HC is a sexually progressive breath of fresh air after so many depictions of trans people being sexual predators or worse, a rigid cause of many of the issues we face today. There is a small but meaningful solace I take in having a singular piece of media that not only lets queer people be horny but celebrates them and their right to be that way. Hardcoded is not the only game that shares that sentiment, but it’s the one that stood out and resonated with me. For that reason, Hardcoded is the game I recommend you play the most if you also love trans people being people.
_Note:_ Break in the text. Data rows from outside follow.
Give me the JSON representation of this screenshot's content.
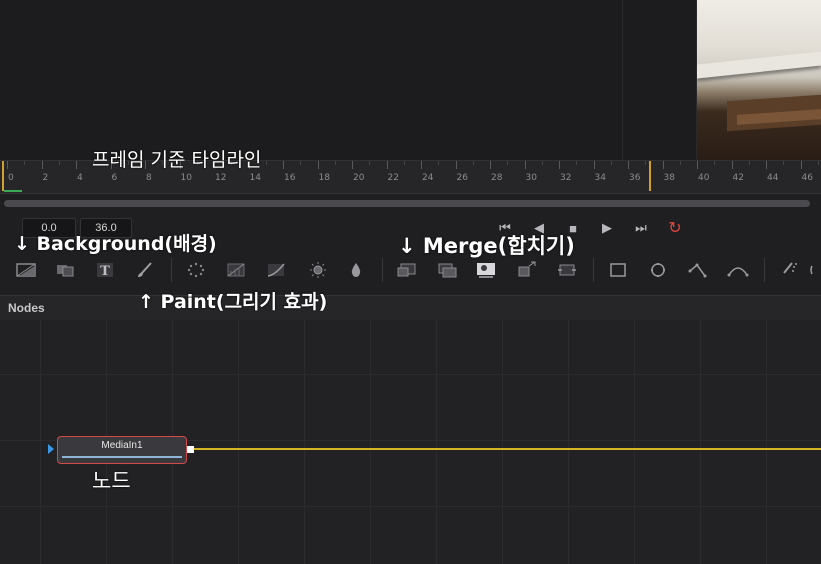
{
  "annotations": {
    "timeline": "프레임 기준 타임라인",
    "background": "↓ Background(배경)",
    "merge": "↓ Merge(합치기)",
    "paint": "↑ Paint(그리기 효과)",
    "node": "노드"
  },
  "ruler": {
    "labels": [
      "0",
      "2",
      "4",
      "6",
      "8",
      "10",
      "12",
      "14",
      "16",
      "18",
      "20",
      "22",
      "24",
      "26",
      "28",
      "30",
      "32",
      "34",
      "36",
      "38",
      "40",
      "42",
      "44",
      "46"
    ]
  },
  "time": {
    "start": "0.0",
    "end": "36.0"
  },
  "transport": {
    "buttons": [
      {
        "name": "go-to-start-icon",
        "glyph": "⏮"
      },
      {
        "name": "play-reverse-icon",
        "glyph": "◀"
      },
      {
        "name": "stop-icon",
        "glyph": "■"
      },
      {
        "name": "play-icon",
        "glyph": "▶"
      },
      {
        "name": "go-to-end-icon",
        "glyph": "⏭"
      },
      {
        "name": "loop-icon",
        "glyph": "↻"
      }
    ]
  },
  "nodes_panel": {
    "title": "Nodes"
  },
  "node": {
    "label": "MediaIn1"
  },
  "colors": {
    "accent_link": "#d6b422",
    "node_border": "#d24a4a",
    "loop": "#e0463c",
    "input_arrow": "#3c98e8"
  }
}
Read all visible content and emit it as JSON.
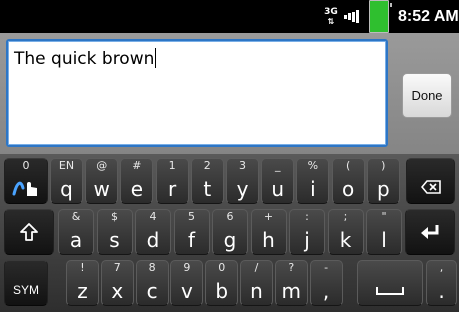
{
  "status_bar": {
    "network": "3G",
    "time": "8:52 AM",
    "icons": [
      "3g-data-icon",
      "signal-strength-icon",
      "battery-icon"
    ]
  },
  "editor": {
    "text": "The quick brown",
    "done_label": "Done"
  },
  "keyboard": {
    "row1": [
      {
        "main": "q",
        "alt": "EN"
      },
      {
        "main": "w",
        "alt": "@"
      },
      {
        "main": "e",
        "alt": "#"
      },
      {
        "main": "r",
        "alt": "1"
      },
      {
        "main": "t",
        "alt": "2"
      },
      {
        "main": "y",
        "alt": "3"
      },
      {
        "main": "u",
        "alt": "_"
      },
      {
        "main": "i",
        "alt": "%"
      },
      {
        "main": "o",
        "alt": "("
      },
      {
        "main": "p",
        "alt": ")"
      }
    ],
    "row2": [
      {
        "main": "a",
        "alt": "&"
      },
      {
        "main": "s",
        "alt": "$"
      },
      {
        "main": "d",
        "alt": "4"
      },
      {
        "main": "f",
        "alt": "5"
      },
      {
        "main": "g",
        "alt": "6"
      },
      {
        "main": "h",
        "alt": "+"
      },
      {
        "main": "j",
        "alt": ":"
      },
      {
        "main": "k",
        "alt": ";"
      },
      {
        "main": "l",
        "alt": "\""
      }
    ],
    "row3": [
      {
        "main": "z",
        "alt": "!"
      },
      {
        "main": "x",
        "alt": "7"
      },
      {
        "main": "c",
        "alt": "8"
      },
      {
        "main": "v",
        "alt": "9"
      },
      {
        "main": "b",
        "alt": "0"
      },
      {
        "main": "n",
        "alt": "/"
      },
      {
        "main": "m",
        "alt": "?"
      },
      {
        "main": ",",
        "alt": "-"
      }
    ],
    "swype_alt": "0",
    "sym_label": "SYM",
    "period_main": ".",
    "period_alt": ","
  }
}
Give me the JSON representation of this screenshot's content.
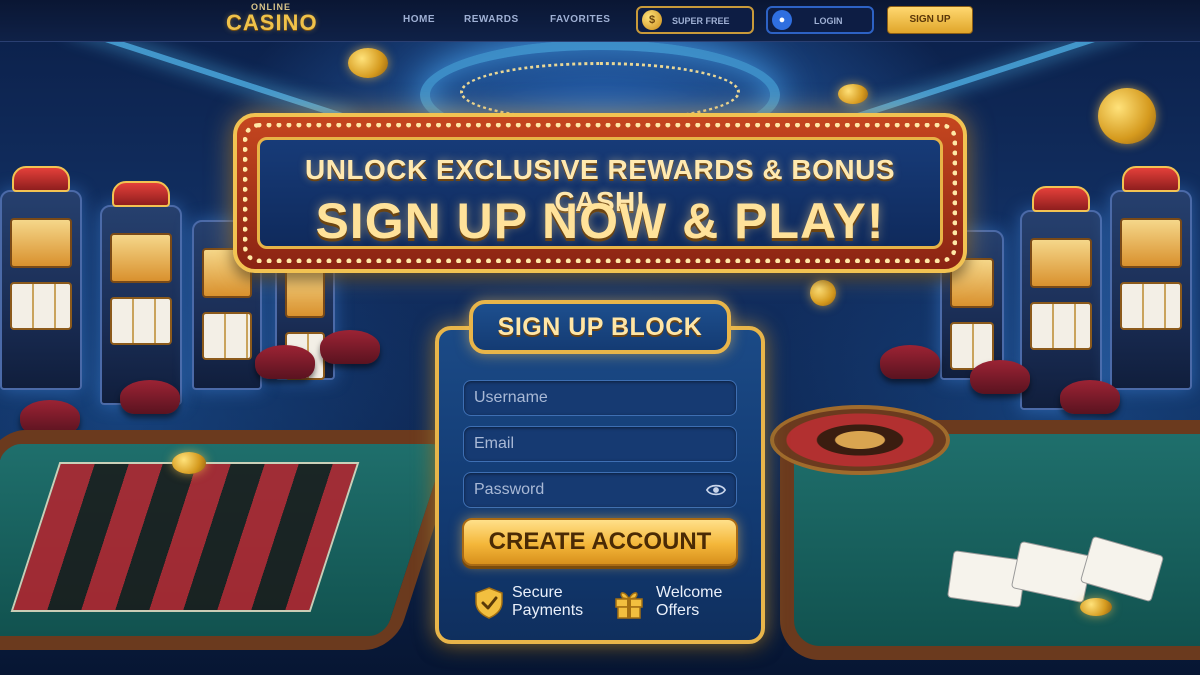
{
  "nav": {
    "logo_small": "ONLINE",
    "logo_big": "CASINO",
    "links": [
      "HOME",
      "REWARDS",
      "FAVORITES"
    ],
    "bonus_label": "SUPER FREE",
    "login_label": "LOGIN",
    "signup_label": "SIGN UP"
  },
  "banner": {
    "line1": "UNLOCK EXCLUSIVE REWARDS & BONUS CASH!",
    "line2": "SIGN UP NOW & PLAY!"
  },
  "signup": {
    "title": "SIGN UP BLOCK",
    "username_placeholder": "Username",
    "email_placeholder": "Email",
    "password_placeholder": "Password",
    "create_label": "CREATE ACCOUNT",
    "features": [
      {
        "line1": "Secure",
        "line2": "Payments",
        "icon": "shield-check-icon"
      },
      {
        "line1": "Welcome",
        "line2": "Offers",
        "icon": "gift-icon"
      }
    ]
  },
  "colors": {
    "gold": "#f0c24a",
    "navy": "#0f2147",
    "card_blue": "#1b4a86",
    "marquee_red": "#c5461f"
  }
}
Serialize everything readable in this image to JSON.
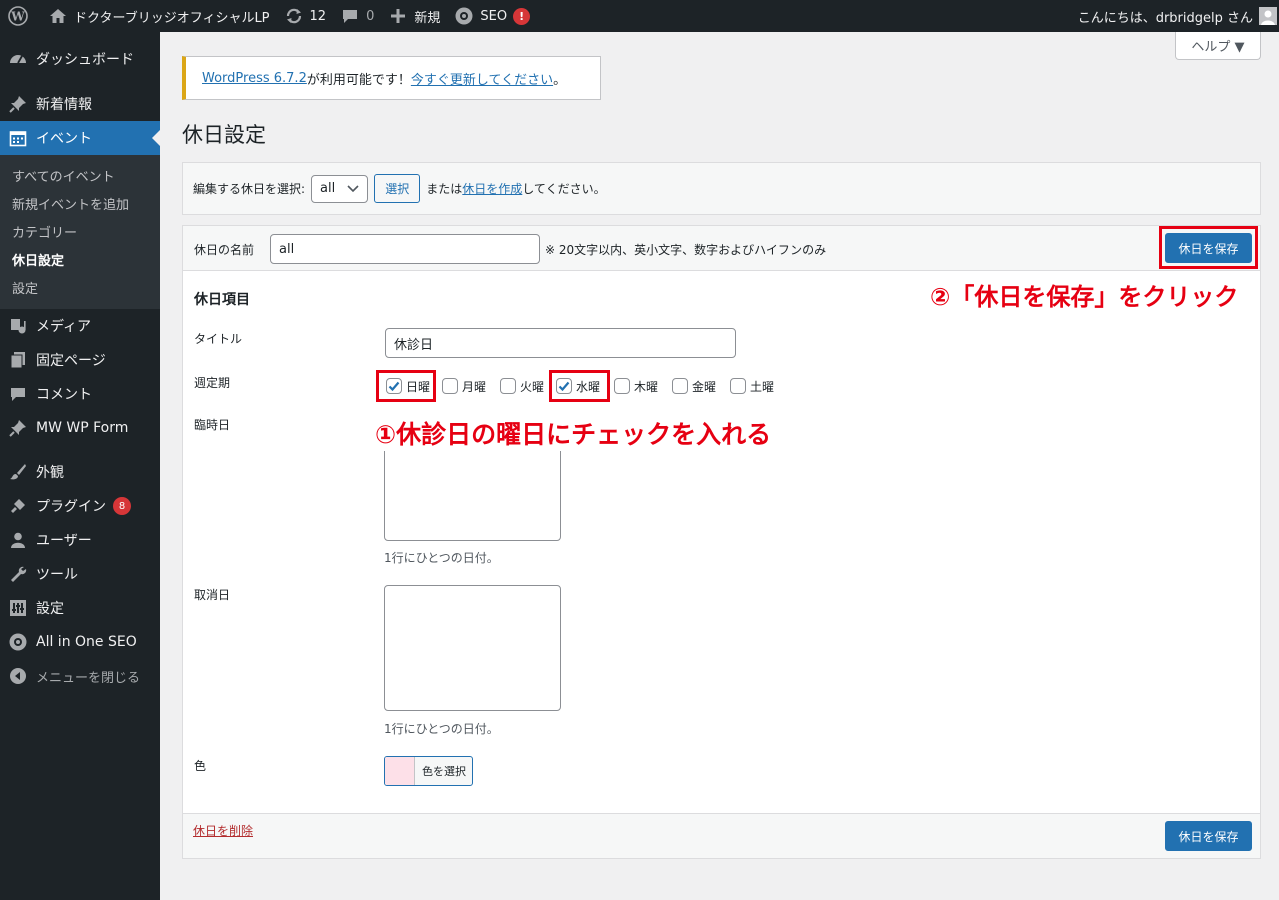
{
  "adminbar": {
    "site_name": "ドクターブリッジオフィシャルLP",
    "updates_count": "12",
    "comments_count": "0",
    "new_label": "新規",
    "seo_label": "SEO",
    "seo_badge": "!",
    "greeting": "こんにちは、drbridgelp さん"
  },
  "sidebar": {
    "dashboard": "ダッシュボード",
    "news": "新着情報",
    "events": "イベント",
    "submenu": [
      "すべてのイベント",
      "新規イベントを追加",
      "カテゴリー",
      "休日設定",
      "設定"
    ],
    "media": "メディア",
    "pages": "固定ページ",
    "comments": "コメント",
    "mwwpform": "MW WP Form",
    "appearance": "外観",
    "plugins": "プラグイン",
    "plugins_badge": "8",
    "users": "ユーザー",
    "tools": "ツール",
    "settings": "設定",
    "aioseo": "All in One SEO",
    "collapse": "メニューを閉じる"
  },
  "help_tab": "ヘルプ ▼",
  "notice": {
    "link1": "WordPress 6.7.2",
    "mid": " が利用可能です！",
    "link2": "今すぐ更新してください",
    "end": "。"
  },
  "page_title": "休日設定",
  "select_bar": {
    "label": "編集する休日を選択:",
    "selected": "all",
    "select_button": "選択",
    "or_text": "または",
    "create_link": "休日を作成",
    "suffix": "してください。"
  },
  "form": {
    "name_label": "休日の名前",
    "name_value": "all",
    "name_hint": "※ 20文字以内、英小文字、数字およびハイフンのみ",
    "save_button": "休日を保存",
    "section_title": "休日項目",
    "title_label": "タイトル",
    "title_value": "休診日",
    "weekly_label": "週定期",
    "weekdays": [
      "日曜",
      "月曜",
      "火曜",
      "水曜",
      "木曜",
      "金曜",
      "土曜"
    ],
    "weekdays_checked": [
      true,
      false,
      false,
      true,
      false,
      false,
      false
    ],
    "temp_label": "臨時日",
    "temp_help": "1行にひとつの日付。",
    "cancel_label": "取消日",
    "cancel_help": "1行にひとつの日付。",
    "color_label": "色",
    "color_button": "色を選択",
    "color_value": "#fde0e8",
    "delete_link": "休日を削除",
    "save_button_bottom": "休日を保存"
  },
  "annotations": {
    "step1": "①休診日の曜日にチェックを入れる",
    "step2": "②「休日を保存」をクリック"
  }
}
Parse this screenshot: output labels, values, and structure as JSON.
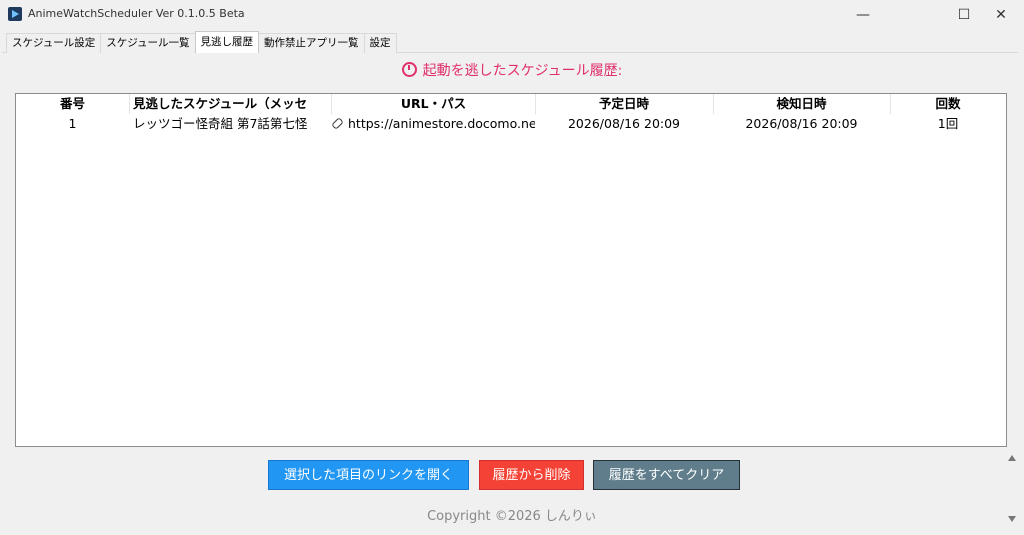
{
  "window": {
    "title": "AnimeWatchScheduler Ver 0.1.0.5 Beta",
    "minimize": "—",
    "maximize": "☐",
    "close": "✕"
  },
  "tabs": [
    {
      "label": "スケジュール設定",
      "active": false
    },
    {
      "label": "スケジュール一覧",
      "active": false
    },
    {
      "label": "見逃し履歴",
      "active": true
    },
    {
      "label": "動作禁止アプリ一覧",
      "active": false
    },
    {
      "label": "設定",
      "active": false
    }
  ],
  "heading": {
    "icon": "alarm-clock-icon",
    "text": "起動を逃したスケジュール履歴:",
    "color": "#e0306a"
  },
  "table": {
    "columns": [
      "番号",
      "見逃したスケジュール（メッセ",
      "URL・パス",
      "予定日時",
      "検知日時",
      "回数"
    ],
    "rows": [
      {
        "num": "1",
        "schedule": "レッツゴー怪奇組 第7話第七怪",
        "url": "https://animestore.docomo.ne.jp",
        "scheduled": "2026/08/16 20:09",
        "detected": "2026/08/16 20:09",
        "count": "1回"
      }
    ]
  },
  "buttons": {
    "open_link": "選択した項目のリンクを開く",
    "delete": "履歴から削除",
    "clear_all": "履歴をすべてクリア"
  },
  "colors": {
    "open": "#2196f3",
    "delete": "#f44336",
    "clear": "#607d8b"
  },
  "footer": {
    "copyright": "Copyright ©2026 しんりぃ"
  }
}
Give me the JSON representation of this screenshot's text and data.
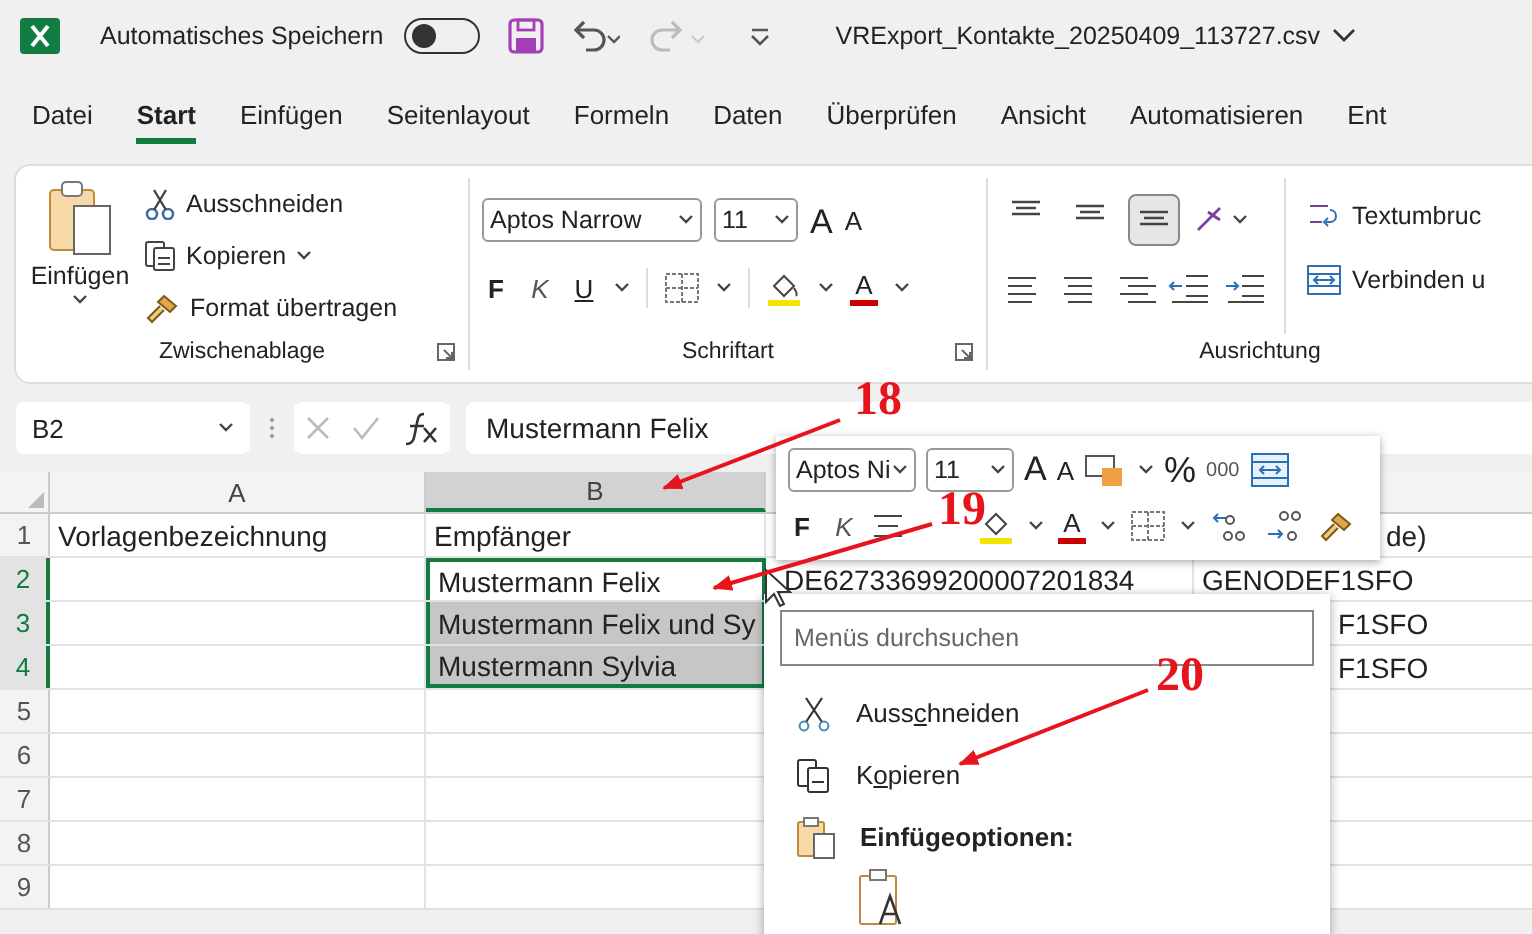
{
  "title_bar": {
    "autosave_label": "Automatisches Speichern",
    "autosave_on": false,
    "filename": "VRExport_Kontakte_20250409_113727.csv"
  },
  "menu_tabs": [
    {
      "label": "Datei",
      "selected": false
    },
    {
      "label": "Start",
      "selected": true
    },
    {
      "label": "Einfügen",
      "selected": false
    },
    {
      "label": "Seitenlayout",
      "selected": false
    },
    {
      "label": "Formeln",
      "selected": false
    },
    {
      "label": "Daten",
      "selected": false
    },
    {
      "label": "Überprüfen",
      "selected": false
    },
    {
      "label": "Ansicht",
      "selected": false
    },
    {
      "label": "Automatisieren",
      "selected": false
    },
    {
      "label": "Ent",
      "selected": false
    }
  ],
  "ribbon": {
    "clipboard": {
      "paste": "Einfügen",
      "cut": "Ausschneiden",
      "copy": "Kopieren",
      "format_painter": "Format übertragen",
      "label": "Zwischenablage"
    },
    "font": {
      "font_name": "Aptos Narrow",
      "font_size": "11",
      "grow": "A",
      "shrink": "A",
      "bold": "F",
      "italic": "K",
      "underline": "U",
      "font_color": "A",
      "label": "Schriftart"
    },
    "alignment": {
      "vertical": [
        {
          "selected": false
        },
        {
          "selected": false
        },
        {
          "selected": true
        }
      ],
      "wrap_text": "Textumbruc",
      "merge": "Verbinden u",
      "label": "Ausrichtung"
    }
  },
  "formula_bar": {
    "name_box": "B2",
    "formula": "Mustermann Felix"
  },
  "sheet": {
    "columns": [
      {
        "label": "A",
        "selected": false
      },
      {
        "label": "B",
        "selected": true
      }
    ],
    "rows": [
      {
        "header": "1",
        "selected": false,
        "col_a": "Vorlagenbezeichnung",
        "col_b": "Empfänger",
        "col_d": "de)"
      },
      {
        "header": "2",
        "selected": true,
        "b_selected": true,
        "b_active": true,
        "col_b": "Mustermann Felix",
        "col_c": "DE62733699200007201834",
        "col_d": "GENODEF1SFO"
      },
      {
        "header": "3",
        "selected": true,
        "b_selected": true,
        "b_active": false,
        "col_b": "Mustermann Felix und Sy",
        "col_d": "F1SFO"
      },
      {
        "header": "4",
        "selected": true,
        "b_selected": true,
        "b_active": false,
        "col_b": "Mustermann Sylvia",
        "col_d": "F1SFO"
      },
      {
        "header": "5",
        "selected": false
      },
      {
        "header": "6",
        "selected": false
      },
      {
        "header": "7",
        "selected": false
      },
      {
        "header": "8",
        "selected": false
      },
      {
        "header": "9",
        "selected": false
      }
    ]
  },
  "mini_toolbar": {
    "font_name": "Aptos Ni",
    "font_size": "11",
    "grow": "A",
    "shrink": "A",
    "percent": "%",
    "thousands": "000",
    "bold": "F",
    "italic": "K",
    "font_color": "A"
  },
  "context_menu": {
    "search_placeholder": "Menüs durchsuchen",
    "items": [
      {
        "kind": "command",
        "label_parts": [
          "Auss",
          "c",
          "hneiden"
        ]
      },
      {
        "kind": "command",
        "label_parts": [
          "K",
          "o",
          "pieren"
        ]
      },
      {
        "kind": "heading",
        "label": "Einfügeoptionen:"
      },
      {
        "kind": "paste_options"
      }
    ]
  },
  "annotations": [
    {
      "number": "18"
    },
    {
      "number": "19"
    },
    {
      "number": "20"
    }
  ]
}
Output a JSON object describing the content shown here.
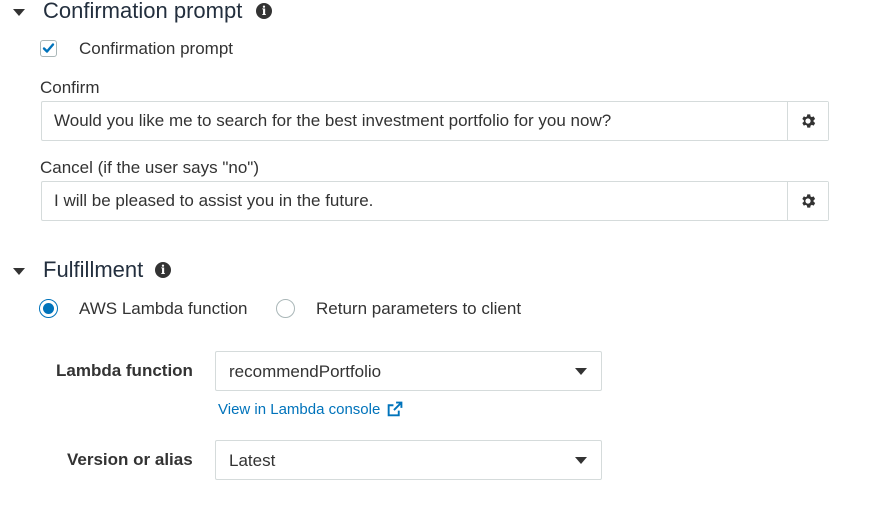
{
  "confirmation_section": {
    "title": "Confirmation prompt",
    "checkbox_label": "Confirmation prompt",
    "checkbox_checked": true,
    "confirm_label": "Confirm",
    "confirm_value": "Would you like me to search for the best investment portfolio for you now?",
    "cancel_label": "Cancel (if the user says \"no\")",
    "cancel_value": "I will be pleased to assist you in the future."
  },
  "fulfillment_section": {
    "title": "Fulfillment",
    "radio_options": [
      {
        "label": "AWS Lambda function",
        "selected": true
      },
      {
        "label": "Return parameters to client",
        "selected": false
      }
    ],
    "lambda_function_label": "Lambda function",
    "lambda_function_value": "recommendPortfolio",
    "lambda_console_link": "View in Lambda console",
    "version_label": "Version or alias",
    "version_value": "Latest"
  },
  "icons": {
    "section_toggle": "caret-down-icon",
    "info": "info-icon",
    "settings": "gear-icon",
    "external_link": "external-link-icon",
    "dropdown": "chevron-down-icon"
  },
  "colors": {
    "accent": "#0073bb",
    "text": "#333333",
    "title": "#232f3e",
    "border": "#d5dbdb"
  }
}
Though we’ve seen the lowest of lows this past decade in terms of trans rep in video games, the positive depictions still give me a sliver of hope that there are good times ahead. I don’t expect the bare minimum efforts to end any time soon, especially while triple AAA developers continue to add plot-thin trans characters and dust themselves off after a job well done.
Thankfully, the abundance of queer creators on sites like itch.io will always be serving the queer characters that the AAA industry wishes it could take credit for. The best representation definitely starts with us, but there’s no reason for it to stop with us as well.